Ms Sturgeon defended the plan in a series of tweets on Sunday, warning that doing nothing would allow the PM “to get his bad deal through (with Lab support) or, even worse, run down clock to end January when no deal becomes a real risk all over again”.
She said there was “no evidence” a majority of MPs would back a second EU referendum.
She wrote: “We have no time to waste. For all his bluster, Johnson would much prefer to fight an election with Brexit already ‘delivered’. An election now would instead force him to explain his failure to keep his 31 October ‘do or die’ promise and also defend his bad deal.
“To change the course Johnson is taking us on, we need to beat him. I accept that challenge for the SNP in Scotland. Other parties have to do the same elsewhere in UK. Doing nothing almost guarantees he gets what he wants - Brexit delivered, possibly through ‘no deal’.”
She added: “There are undoubtedly pros and cons but, assuming extension for Jan 31 secured, the case for acting now is strong.”
Ms Swinson told BBC One’s Andrew Marr the Bill removed the threat of no-deal until at least January 31, and so Labour should be able to vote for it.
She said: “This Bill is very straightforward. It would set the date for the next election on December 9.
“The advantage of the Bill is it would enshrine the date into law.”
She said “time pressure” to secure an election meant the “luxury” of votes at 16 was off the cards for now.
The East Dunbartonshire MP also said she would “absolutely not” switch to a safer seat to avoid an SNP challenge.
“I represent East Dunbartonshire, it is the place I grew up, it is my home seat.”
“I won it in 2005, I won it back again in 2017 from the SNP and I will never be complacent but I am confident I will win that seat again if the good people of East Dunbartonshire want me to continue being their MP as well as the leader of the Liberal Democrats.”
Ms Swinson remarked that SNP candidate John Nicholson, who took the seat in 2015, had moved elsewhere to seek re-election to the Commons.
“He has decided this is not a seat he plans to fight me again in,” she said.
Tony Blair said Mr Corbyn was right to resist an election until no-deal was completely ruled out, and that MPs should try to amend the WAB to make sure the UK can only leave the EU with a deal in place.
The former Labour PM told BBC Radio Four’s Westminster Hour: “The sensible thing for him to say to Boris Johnson is, ‘Yes, I’ll agree to your general election, but you’ve got to agree to timetable proper scrutiny of your Bill and allow us to amend that so that we rule out no deal as the outcome of the future negotiation’. Because otherwise Jeremy Corbyn hasn’t prevented no-deal.
“He can make that happen. He can say the moment that’s done properly, he’s up for a general election. But it’s got to encompass the future negotiations and not simply the exit deal.”

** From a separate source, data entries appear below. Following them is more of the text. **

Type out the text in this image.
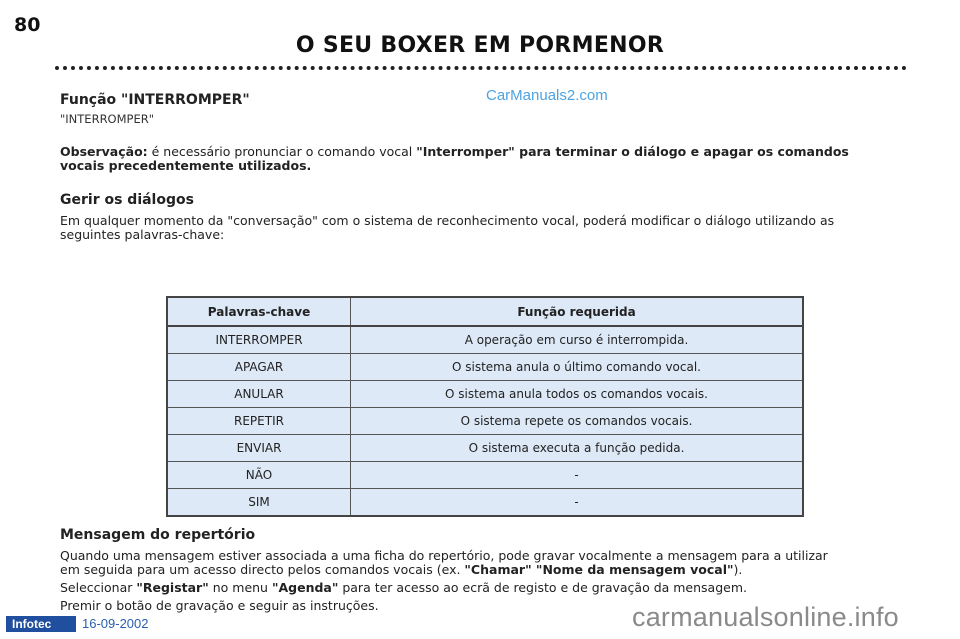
80
O SEU BOXER EM PORMENOR
CarManuals2.com
Função "INTERROMPER"
"INTERROMPER"
Observação: é necessário pronunciar o comando vocal "Interromper" para terminar o diálogo e apagar os comandos
vocais precedentemente utilizados.
Gerir os diálogos
Em qualquer momento da "conversação" com o sistema de reconhecimento vocal, poderá modificar o diálogo utilizando as
seguintes palavras-chave:
Palavras-chave	Função requerida
INTERROMPER	A operação em curso é interrompida.
APAGAR	O sistema anula o último comando vocal.
ANULAR	O sistema anula todos os comandos vocais.
REPETIR	O sistema repete os comandos vocais.
ENVIAR	O sistema executa a função pedida.
NÃO	-
SIM	-
Mensagem do repertório
Quando uma mensagem estiver associada a uma ficha do repertório, pode gravar vocalmente a mensagem para a utilizar
em seguida para um acesso directo pelos comandos vocais (ex. "Chamar" "Nome da mensagem vocal").
Seleccionar "Registar" no menu "Agenda" para ter acesso ao ecrã de registo e de gravação da mensagem.
Premir o botão de gravação e seguir as instruções.
Infotec	16-09-2002	carmanualsonline.info
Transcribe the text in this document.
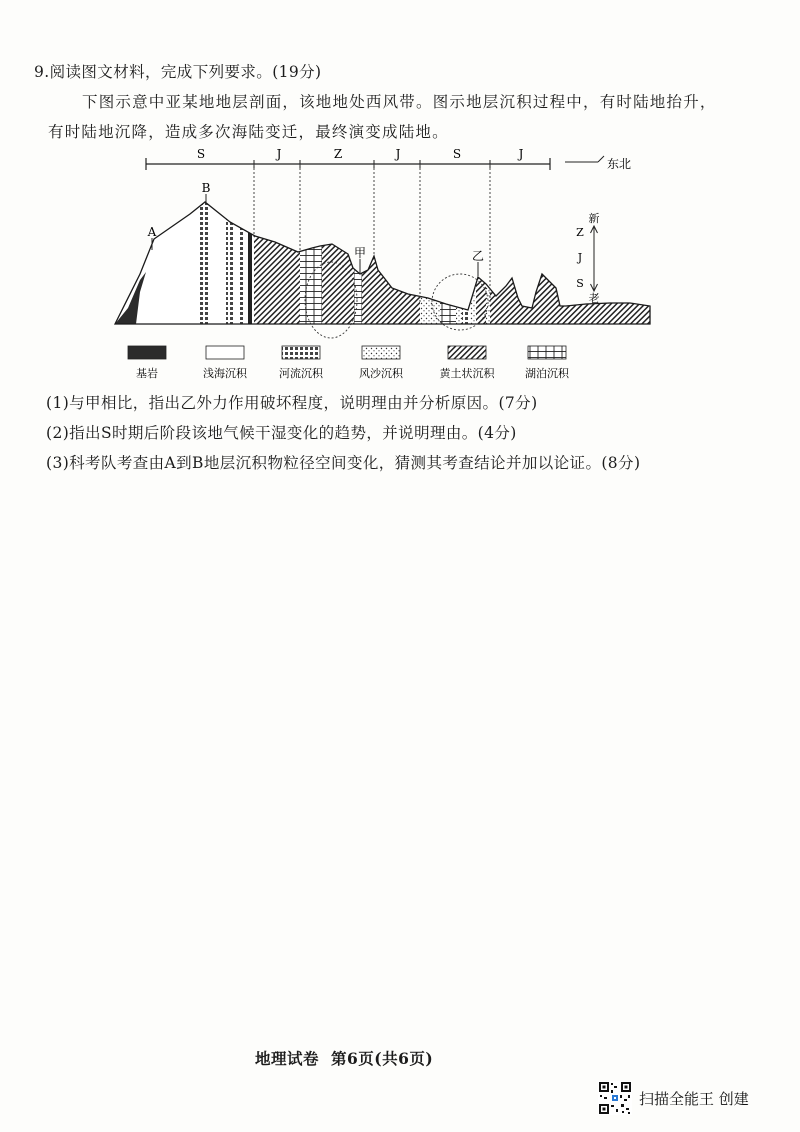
9.阅读图文材料，完成下列要求。(19分)
下图示意中亚某地地层剖面，该地地处西风带。图示地层沉积过程中，有时陆地抬升，
有时陆地沉降，造成多次海陆变迁，最终演变成陆地。
S	J	Z	J	S	J
东北
A
B
甲	乙
新
Z
J
S
老
基岩	浅海沉积	河流沉积	风沙沉积	黄土状沉积	湖泊沉积
(1)与甲相比，指出乙外力作用破坏程度，说明理由并分析原因。(7分)
(2)指出S时期后阶段该地气候干湿变化的趋势，并说明理由。(4分)
(3)科考队考查由A到B地层沉积物粒径空间变化，猜测其考查结论并加以论证。(8分)
地理试卷 第6页(共6页)
扫描全能王 创建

He also said that an election and second EU referendum could be held on the same day to break the current impasse, although it was not his preferred option. “You can deal with them both on the same day if you want. But you should deal with them separately,” he said.
It also emerged the PM’s deal waters down the mechanism for enforcing common social, environmental and labour standards after Brexit.
In the UK-EU political declaration, a reference to “adequate” arbitration was replaced by “appropriate”, giving the UK far greater scope to loosen and lower standards.
A leaked memo claimed the change was a win for the UK government that showed its negotiators had “successfully resisted” level playing field commitments.